Microsoft Intune、Jamf Pro、VMware Workspace ONE などの MDM が導入されているならば、デバイスインベントリ機能で Manufacturer / Model / OS バージョンを CSV 出力できる。これと社内棚卸し台帳を突き合わせ、以下の条件にあてはまる端末を 確認が必要リスト に振り分ける。

  • Manufacturer が中華系 OEM(具体名は IPA・JPCERT/CC が随時更新する注意喚起を参照)
  • Model が Human Security 報告の感染確認機種一覧に含まれる
  • セキュリティパッチが 2 年以上未更新
  • Google Play Protect 認証なし(GMS 非搭載)
  • system 配下に未知の apk が存在する

MDM 未導入の場合の代替案

MDM 未導入の中堅企業も多い。

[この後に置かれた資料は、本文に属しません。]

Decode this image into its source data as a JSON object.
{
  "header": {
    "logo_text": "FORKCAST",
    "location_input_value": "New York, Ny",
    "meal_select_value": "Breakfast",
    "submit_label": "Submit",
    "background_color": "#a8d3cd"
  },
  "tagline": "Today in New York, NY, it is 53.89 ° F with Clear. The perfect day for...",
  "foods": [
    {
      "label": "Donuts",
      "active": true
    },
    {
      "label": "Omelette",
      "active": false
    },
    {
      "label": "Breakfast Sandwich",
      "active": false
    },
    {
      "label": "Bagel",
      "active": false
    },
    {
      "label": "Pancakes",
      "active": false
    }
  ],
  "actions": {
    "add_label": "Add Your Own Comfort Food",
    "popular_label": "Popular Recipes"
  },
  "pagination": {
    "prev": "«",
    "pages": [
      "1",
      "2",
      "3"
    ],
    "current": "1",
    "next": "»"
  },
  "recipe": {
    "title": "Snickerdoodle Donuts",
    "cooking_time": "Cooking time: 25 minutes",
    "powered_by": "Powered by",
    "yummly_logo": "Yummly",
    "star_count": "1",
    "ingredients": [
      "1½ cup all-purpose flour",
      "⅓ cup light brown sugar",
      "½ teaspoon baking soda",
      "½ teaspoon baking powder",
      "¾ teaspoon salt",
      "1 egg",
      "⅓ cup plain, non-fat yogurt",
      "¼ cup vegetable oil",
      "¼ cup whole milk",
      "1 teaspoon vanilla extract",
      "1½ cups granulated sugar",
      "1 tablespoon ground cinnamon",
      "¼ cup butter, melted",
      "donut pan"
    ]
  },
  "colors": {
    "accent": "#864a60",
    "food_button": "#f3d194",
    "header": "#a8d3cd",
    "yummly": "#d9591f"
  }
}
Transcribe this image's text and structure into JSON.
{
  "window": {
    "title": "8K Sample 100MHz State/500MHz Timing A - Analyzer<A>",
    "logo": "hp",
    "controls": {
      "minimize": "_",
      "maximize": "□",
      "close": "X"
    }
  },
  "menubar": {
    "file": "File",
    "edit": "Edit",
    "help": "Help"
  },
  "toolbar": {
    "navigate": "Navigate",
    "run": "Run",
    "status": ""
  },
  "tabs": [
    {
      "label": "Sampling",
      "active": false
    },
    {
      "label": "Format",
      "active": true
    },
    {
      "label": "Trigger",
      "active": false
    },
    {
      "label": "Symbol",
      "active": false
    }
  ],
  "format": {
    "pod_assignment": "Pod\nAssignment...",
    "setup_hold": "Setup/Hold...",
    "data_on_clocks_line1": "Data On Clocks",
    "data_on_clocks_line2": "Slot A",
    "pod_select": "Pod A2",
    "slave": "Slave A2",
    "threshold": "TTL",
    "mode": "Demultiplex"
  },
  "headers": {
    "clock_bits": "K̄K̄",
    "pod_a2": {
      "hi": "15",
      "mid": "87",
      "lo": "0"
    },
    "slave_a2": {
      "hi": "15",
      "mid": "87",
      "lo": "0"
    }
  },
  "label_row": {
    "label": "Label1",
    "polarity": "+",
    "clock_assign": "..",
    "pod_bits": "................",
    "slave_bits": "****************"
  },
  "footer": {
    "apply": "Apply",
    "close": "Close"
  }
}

その場合は以下のいずれかで対応する。

  • 無料の Google Endpoint Verification を Microsoft 365 / Google Workspace と連携して最低限のインベントリを取る
  • 社員に端末情報をフォームで自己申告させる(製造元・型番・Android バージョンの 3 項目に絞る)
  • 資産部門の購買履歴 から「過去 3 年で購入した Android 端末」のメーカーと型番リストを抽出

棚卸しと fingerprint 収集のいずれかを完璧にやろうとすると破綻する。「8 割の端末を捕捉できれば残り 2 割は物理確認に回す」と割り切るのが情シス実務のコツである。


ステップ 3 |物理確認(所要 4 日)

物理確認の対象

ステップ 2 で fingerprint が取れなかった端末、および確認が必要リストに振り分けられた端末は、以下のいずれかで物理確認する。

  • 社員に総務窓口への持ち込みを依頼
  • 情シス担当が現場(倉庫、店舗、工場)を巡回
  • リモート支店の場合は端末の写真とシリアル銘板の撮影を依頼

物理確認時のチェック項目

物理的に手元に来た端末については、以下の手順で 1 台あたり 5 分から 10 分程度で確認する。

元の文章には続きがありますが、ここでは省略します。